GEHA was one of the first insurance carriers eligible to provide coverage to federal employees under the Federal Employees Health Benefits Act of 1959. The FEHBP contracts with several hundred health insurance plans to provide coverage for more than 8 million federal enrollees and dependents, including retirees.

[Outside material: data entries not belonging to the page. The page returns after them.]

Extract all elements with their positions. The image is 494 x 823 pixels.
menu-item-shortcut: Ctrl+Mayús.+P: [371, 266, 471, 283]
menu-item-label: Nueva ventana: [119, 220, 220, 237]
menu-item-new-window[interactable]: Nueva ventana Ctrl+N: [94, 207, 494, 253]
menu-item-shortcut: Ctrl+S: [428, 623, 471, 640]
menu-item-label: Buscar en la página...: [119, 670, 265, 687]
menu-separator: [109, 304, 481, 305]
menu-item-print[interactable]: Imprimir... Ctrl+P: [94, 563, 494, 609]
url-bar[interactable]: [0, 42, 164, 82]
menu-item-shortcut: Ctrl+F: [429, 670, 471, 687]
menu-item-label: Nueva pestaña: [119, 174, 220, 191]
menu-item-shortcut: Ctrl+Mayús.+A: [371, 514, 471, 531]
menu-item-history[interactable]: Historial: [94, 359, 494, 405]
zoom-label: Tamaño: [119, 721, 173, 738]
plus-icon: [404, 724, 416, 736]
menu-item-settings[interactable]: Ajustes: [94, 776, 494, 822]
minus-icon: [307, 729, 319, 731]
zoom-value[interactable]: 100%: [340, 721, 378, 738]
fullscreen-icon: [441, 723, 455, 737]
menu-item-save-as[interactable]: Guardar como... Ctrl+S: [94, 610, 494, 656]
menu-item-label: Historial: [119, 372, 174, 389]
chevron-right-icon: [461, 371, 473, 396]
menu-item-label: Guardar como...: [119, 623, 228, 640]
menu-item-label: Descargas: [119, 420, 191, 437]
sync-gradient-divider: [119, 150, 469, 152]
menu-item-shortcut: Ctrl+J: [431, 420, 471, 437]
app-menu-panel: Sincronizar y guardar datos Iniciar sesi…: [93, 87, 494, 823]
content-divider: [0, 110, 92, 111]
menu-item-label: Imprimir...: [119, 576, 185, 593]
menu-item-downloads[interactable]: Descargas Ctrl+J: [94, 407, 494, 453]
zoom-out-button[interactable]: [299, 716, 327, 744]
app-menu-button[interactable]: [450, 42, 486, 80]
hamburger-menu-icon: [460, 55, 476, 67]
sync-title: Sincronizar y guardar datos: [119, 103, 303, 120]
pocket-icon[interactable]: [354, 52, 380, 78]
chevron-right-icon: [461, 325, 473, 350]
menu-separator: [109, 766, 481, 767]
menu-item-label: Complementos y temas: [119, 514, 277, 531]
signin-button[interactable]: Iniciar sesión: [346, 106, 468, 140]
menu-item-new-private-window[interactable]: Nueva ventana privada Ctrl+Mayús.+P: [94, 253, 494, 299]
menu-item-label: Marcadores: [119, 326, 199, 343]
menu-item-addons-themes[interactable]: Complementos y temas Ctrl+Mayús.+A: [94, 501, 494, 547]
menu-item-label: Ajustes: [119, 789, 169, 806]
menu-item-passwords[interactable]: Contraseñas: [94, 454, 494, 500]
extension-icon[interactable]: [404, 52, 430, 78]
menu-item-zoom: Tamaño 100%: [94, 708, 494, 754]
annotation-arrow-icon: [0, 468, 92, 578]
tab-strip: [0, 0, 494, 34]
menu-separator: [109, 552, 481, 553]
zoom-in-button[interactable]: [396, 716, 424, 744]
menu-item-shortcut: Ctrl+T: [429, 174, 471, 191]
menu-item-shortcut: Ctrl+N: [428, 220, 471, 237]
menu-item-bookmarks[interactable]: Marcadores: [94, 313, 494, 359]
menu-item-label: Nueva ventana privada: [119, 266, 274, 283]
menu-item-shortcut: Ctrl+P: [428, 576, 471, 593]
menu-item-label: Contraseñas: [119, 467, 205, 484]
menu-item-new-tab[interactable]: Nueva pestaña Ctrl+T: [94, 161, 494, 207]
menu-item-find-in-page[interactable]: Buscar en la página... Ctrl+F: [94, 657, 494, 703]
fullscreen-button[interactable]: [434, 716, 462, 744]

===Evolution of the company name===
The company's name has changed six times since its founding in 1937:
- 1937: Railway Mail Hospital Association
- 1950: Postal Transport Hospital Association
- 1958: Federal Postal Hospital Association
- 1964: Federal Employees Hospital Association
- 1965: Government Employees Hospital Association
- 2007: Government Employees Health Association

==Key people==
These are the people who have served as GEHA's president over time:
- 1938–1948: Walter C. Tuchfarber
- 1948–1975: Charles L. Massie
- 1975–1988: Raymond E. Rowland
- 1988–1992: James R. Cantrell
- 1993–2015: Richard G. Miles
- 2015–2018: Julie Browne
- 2018–2021: Darren Taylor
- 2021–present: Arthur A. Nizza, DSW

==Sponsorships==
On March 4, 2021, GEHA and the Kansas City Chiefs of the National Football League announced GEHA had received naming rights to the Chiefs' stadium. It was renamed GEHA Field at Arrowhead Stadium. The sponsorship ended on August 5, 2026, though GEHA remains a partner of the Chiefs.